You also need a Nissan Two wire Harness, that can plug into your factory coil harness, I got mine from a junk yard for free, they can be found in any nissan from 1986 and up, look for a male type one with the same size wire as the factory coil harness, I got mine out of an 1988 maxima behind the right side headlight, it went to some sort of turbo like fan.

Get Electric grease for the harness's at the autoparts store so things don't corrod.

Take the Pico Harness and grind the tips off till the metal connectors are flush. Plug into coil make sure it stays in place.

The factory harness wires go into the Accel coil the same as factory coil, the green wire on the distributer side and the white on the radiator side of coil.
so take the Pico & Junk yard Harness and make the adapter with wire in the order above.

Swap coils, greasea nd plug in adapter, readjust size of the coil to cap wire to fit coil, grease it, plug it in and test.

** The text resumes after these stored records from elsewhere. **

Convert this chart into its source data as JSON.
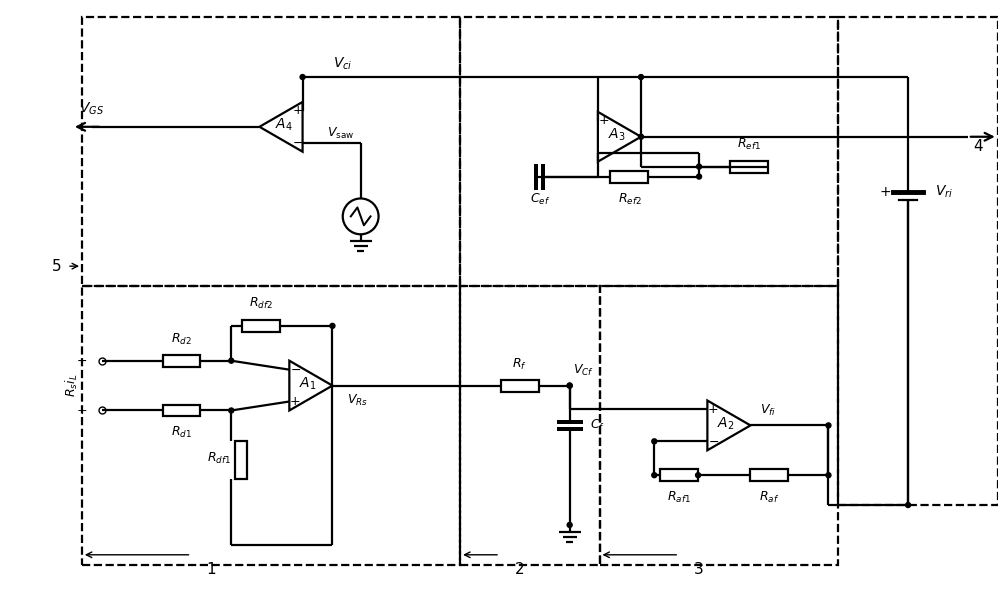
{
  "fig_width": 10.0,
  "fig_height": 5.96,
  "lw": 1.6,
  "fs": 10,
  "fs_n": 11,
  "dot_r": 0.25,
  "RW": 3.8,
  "RH": 1.2,
  "OS": 5.0,
  "SAW_R": 1.8
}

Pictures below should help if I fogot anything.

Enjoy the spark.





http://members.fortunecity.com/glidehouse/maximaaccelcoil/full.motor.jpg
http://members.fortunecity.com/glidehouse/maximaaccelcoil/accel.box.jpg 
http://members.fortunecity.com/glidehouse/maximaaccelcoil/the.coil.jpg 
http://members.fortunecity.com/glidehouse/maximaaccelcoil/harness.jpg 
http://members.fortunecity.com/glidehouse/maximaaccelcoil/pico.harness.jpg

http://members.fortunecity.com/glidehouse/maximaaccelcoil/pico.pack2.jpg


----------



## sp3dymax (Sep 9, 2005)

the pics dont work :showpics:


----------



## DRUNKHORSE (Mar 6, 2005)

sp3dymax said:


> the pics dont work :showpics:


yes they do. check ur internet settings.


----------



## Dhunter (Jul 2, 2005)

sp3dymax said:


> the pics dont work :showpics:


right click the link, click copy link location, and paste it in your address bar.


----------



## alexnds (Oct 1, 2005)

*excellent article on ignition coil upgrade*



puna2k said:


> This Upgrade is quick 10 minutes for me, simple, not very expensive $56.00, and very effective and looks Cool.
> The coil is a ACCEL Performance coil part # 140021, it for 1990-1997 jeeps/mopar. $ 52.00
> 
> You also need a Harness from Pico, they sale them at most auto parts store, I got mine a Carquest for about $3.99.
> ...


Thanks for the nice article on how to improve ignition coil using the Mopar part. Is the hotter spark making a noticeable difference in performance? Do you by chance know the voltage output on the secondary coil of the regular Nissan coil compared to the Mopar coil? AGain, nice article. Much thanks.


----------



## puna2k (Oct 1, 2005)

alexnds said:


> Thanks for the nice article on how to improve ignition coil using the Mopar part. Is the hotter spark making a noticeable difference in performance? Do you by chance know the voltage output on the secondary coil of the regular Nissan coil compared to the Mopar coil? AGain, nice article. Much thanks.



I've noticed better MPG, Smoother idle, Better get up and go, Top speed.
I believe the coil is rated a 45000 volts, I think stock is 30000. I also have Iridium [email protected] .44, Accel thunder core 300 plug wires.


----------